Es entonces cuando la familia coloca al difunto sobre una parihuela de bambú y lo lleva a los ghats, ya sea en un carromato o incluso en la baca del coche, para sumergirlo en las aguas del río, donde es habitual ver a madres con sus hijos haciendo sus abluciones porque el ritual es sinónimo de purificación. También a 'aghoris', miembros de una secta adoradora de Shiva, considerados impuros por el resto de hinduistas por ser necrocaníbales, pero que en algunos sitios son venerados por considerar que su vida de renuncia les faculta para curar enfermedades. Sí, lo han entendido bien, comen los restos que no han quedado reducidos a cenizas.

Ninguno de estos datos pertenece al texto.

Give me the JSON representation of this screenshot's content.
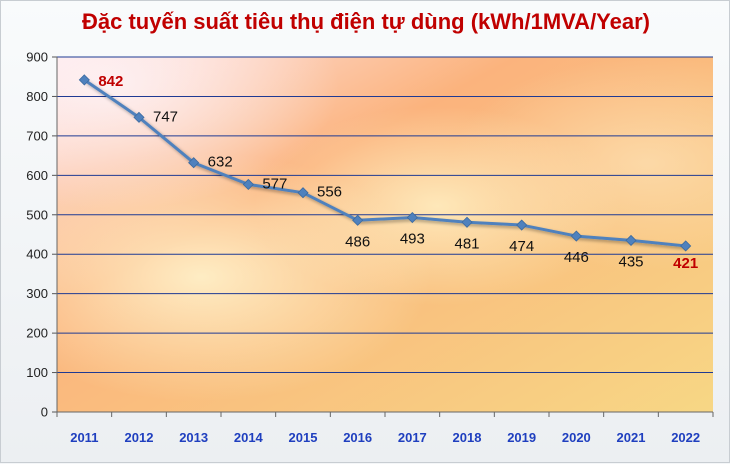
{
  "chart_data": {
    "type": "line",
    "title": "Đặc tuyến suất tiêu thụ điện tự dùng (kWh/1MVA/Year)",
    "xlabel": "",
    "ylabel": "",
    "ylim": [
      0,
      900
    ],
    "yticks": [
      "0",
      "100",
      "200",
      "300",
      "400",
      "500",
      "600",
      "700",
      "800",
      "900"
    ],
    "categories": [
      "2011",
      "2012",
      "2013",
      "2014",
      "2015",
      "2016",
      "2017",
      "2018",
      "2019",
      "2020",
      "2021",
      "2022"
    ],
    "series": [
      {
        "values": [
          842,
          747,
          632,
          577,
          556,
          486,
          493,
          481,
          474,
          446,
          435,
          421
        ],
        "color": "#4f81bd"
      }
    ],
    "data_labels": [
      "842",
      "747",
      "632",
      "577",
      "556",
      "486",
      "493",
      "481",
      "474",
      "446",
      "435",
      "421"
    ],
    "highlight_color": "#c00000",
    "highlight_indices": [
      0,
      11
    ],
    "grid": true,
    "legend": "none",
    "colors": {
      "title": "#c00000",
      "x_tick": "#1f3fbf",
      "line": "#4f81bd",
      "gridline": "#1f3a93"
    }
  }
}
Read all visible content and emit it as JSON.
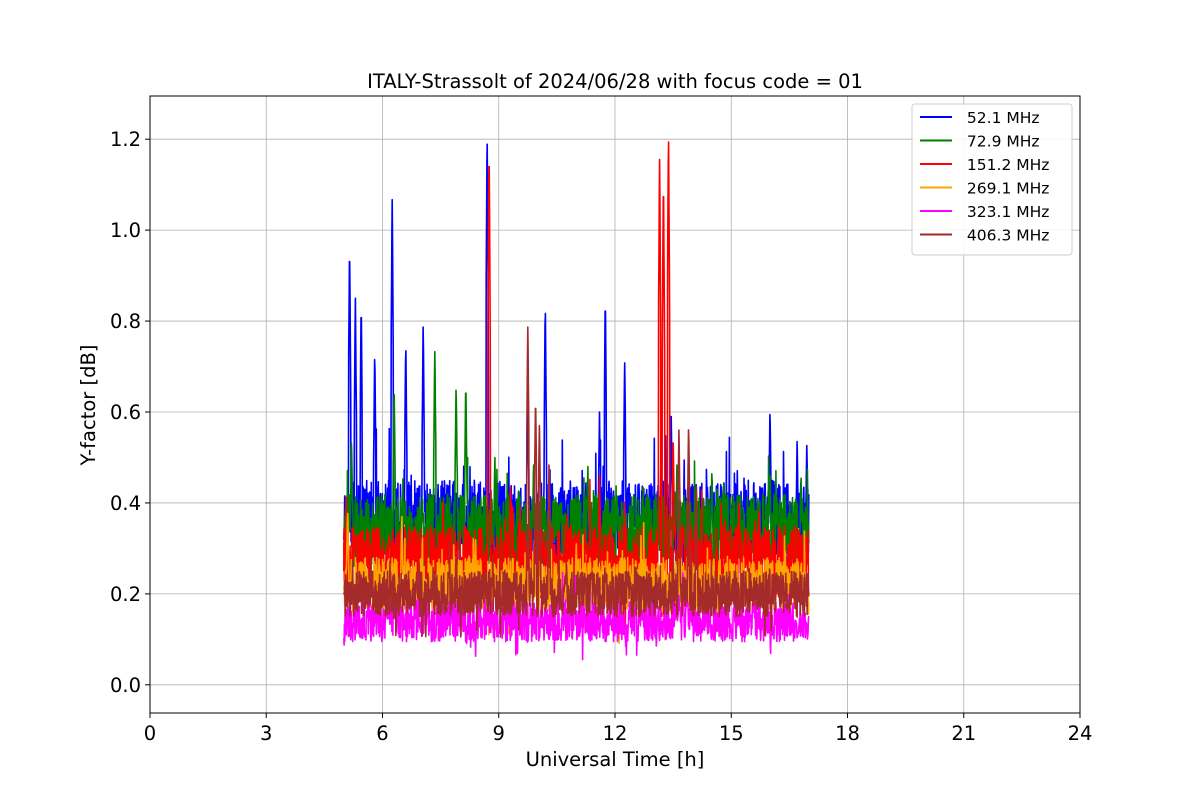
{
  "chart_data": {
    "type": "line",
    "title": "ITALY-Strassolt of 2024/06/28 with focus code = 01",
    "xlabel": "Universal Time [h]",
    "ylabel": "Y-factor [dB]",
    "xlim": [
      0,
      24
    ],
    "ylim": [
      -0.062,
      1.295
    ],
    "xticks": [
      0,
      3,
      6,
      9,
      12,
      15,
      18,
      21,
      24
    ],
    "yticks": [
      0.0,
      0.2,
      0.4,
      0.6,
      0.8,
      1.0,
      1.2
    ],
    "xtick_labels": [
      "0",
      "3",
      "6",
      "9",
      "12",
      "15",
      "18",
      "21",
      "24"
    ],
    "ytick_labels": [
      "0.0",
      "0.2",
      "0.4",
      "0.6",
      "0.8",
      "1.0",
      "1.2"
    ],
    "grid": true,
    "legend_position": "top-right",
    "series": [
      {
        "name": " 52.1 MHz",
        "color": "#0000ff",
        "base": 0.36,
        "noise": 0.09,
        "spikes": [
          [
            5.15,
            0.98
          ],
          [
            5.3,
            0.85
          ],
          [
            5.45,
            0.85
          ],
          [
            5.8,
            0.74
          ],
          [
            6.25,
            1.085
          ],
          [
            6.6,
            0.76
          ],
          [
            7.05,
            0.8
          ],
          [
            8.7,
            1.23
          ],
          [
            9.75,
            0.65
          ],
          [
            10.2,
            0.845
          ],
          [
            11.6,
            0.6
          ],
          [
            11.75,
            0.865
          ],
          [
            12.25,
            0.72
          ],
          [
            13.45,
            0.6
          ],
          [
            16.0,
            0.615
          ],
          [
            16.7,
            0.535
          ],
          [
            16.95,
            0.535
          ]
        ]
      },
      {
        "name": " 72.9 MHz",
        "color": "#008000",
        "base": 0.34,
        "noise": 0.08,
        "spikes": [
          [
            5.2,
            0.55
          ],
          [
            6.3,
            0.66
          ],
          [
            7.35,
            0.745
          ],
          [
            7.9,
            0.67
          ],
          [
            8.15,
            0.675
          ],
          [
            8.9,
            0.5
          ],
          [
            9.9,
            0.5
          ],
          [
            11.3,
            0.48
          ],
          [
            13.6,
            0.5
          ],
          [
            14.5,
            0.48
          ],
          [
            16.0,
            0.47
          ],
          [
            16.8,
            0.47
          ]
        ]
      },
      {
        "name": " 151.2 MHz",
        "color": "#ff0000",
        "base": 0.27,
        "noise": 0.08,
        "spikes": [
          [
            8.75,
            1.2
          ],
          [
            9.3,
            0.45
          ],
          [
            11.6,
            0.46
          ],
          [
            13.15,
            1.175
          ],
          [
            13.25,
            1.13
          ],
          [
            13.38,
            1.235
          ],
          [
            13.5,
            0.55
          ],
          [
            15.2,
            0.4
          ]
        ]
      },
      {
        "name": " 269.1 MHz",
        "color": "#ffa500",
        "base": 0.22,
        "noise": 0.06,
        "spikes": [
          [
            5.1,
            0.39
          ],
          [
            6.5,
            0.37
          ],
          [
            8.4,
            0.33
          ],
          [
            11.0,
            0.31
          ],
          [
            16.8,
            0.27
          ]
        ]
      },
      {
        "name": " 323.1 MHz",
        "color": "#ff00ff",
        "base": 0.14,
        "noise": 0.045,
        "spikes": [
          [
            13.75,
            0.25
          ],
          [
            13.85,
            0.23
          ],
          [
            13.65,
            0.2
          ],
          [
            13.95,
            0.18
          ]
        ]
      },
      {
        "name": " 406.3 MHz",
        "color": "#a52a2a",
        "base": 0.2,
        "noise": 0.05,
        "spikes": [
          [
            9.75,
            0.8
          ],
          [
            9.95,
            0.64
          ],
          [
            10.05,
            0.58
          ],
          [
            10.3,
            0.5
          ],
          [
            13.65,
            0.57
          ],
          [
            13.9,
            0.58
          ],
          [
            14.1,
            0.45
          ]
        ]
      }
    ],
    "data_window": [
      5.0,
      17.0
    ]
  }
}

Cuando la camilla se coloca al fin sobre la pira funeraria, cubriendo el cadáver hasta taparlo con más leña, y después de dar cuenta de la vida del fallecido y las circunstancias de su muerte, el maestro de ceremonias dará cinco vueltas a su alrededor -simboliza los cinco elementos: tierra, agua, fuego, viento y espíritu- y le prenderá fuego. Huelga decir que el espectáculo no es para estómagos delicados: el crepitar de la grasa, los fluidos corporales, los cráneos estallando... Al cabo de tres horas, la ceremonia ha concluido y la familia arroja las cenizas al Ganges, que las acoge en su seno. Y eso a pesar de que algunos tramos son lo más parecido a un sumidero. El río está sometido a unos niveles de contaminación brutales, lo que no parece disuadir al paisanaje de sumergirse en sus aguas. Más de 3.000 millones de litros de aguas residuales procedentes de colectores, de purines animales, de vertidos industriales, van a parar a su cauce todos los días después de atravesar grandes llanuras que concentran el 10% de la población mundial. Un desafío, este también, a la altura de los dioses.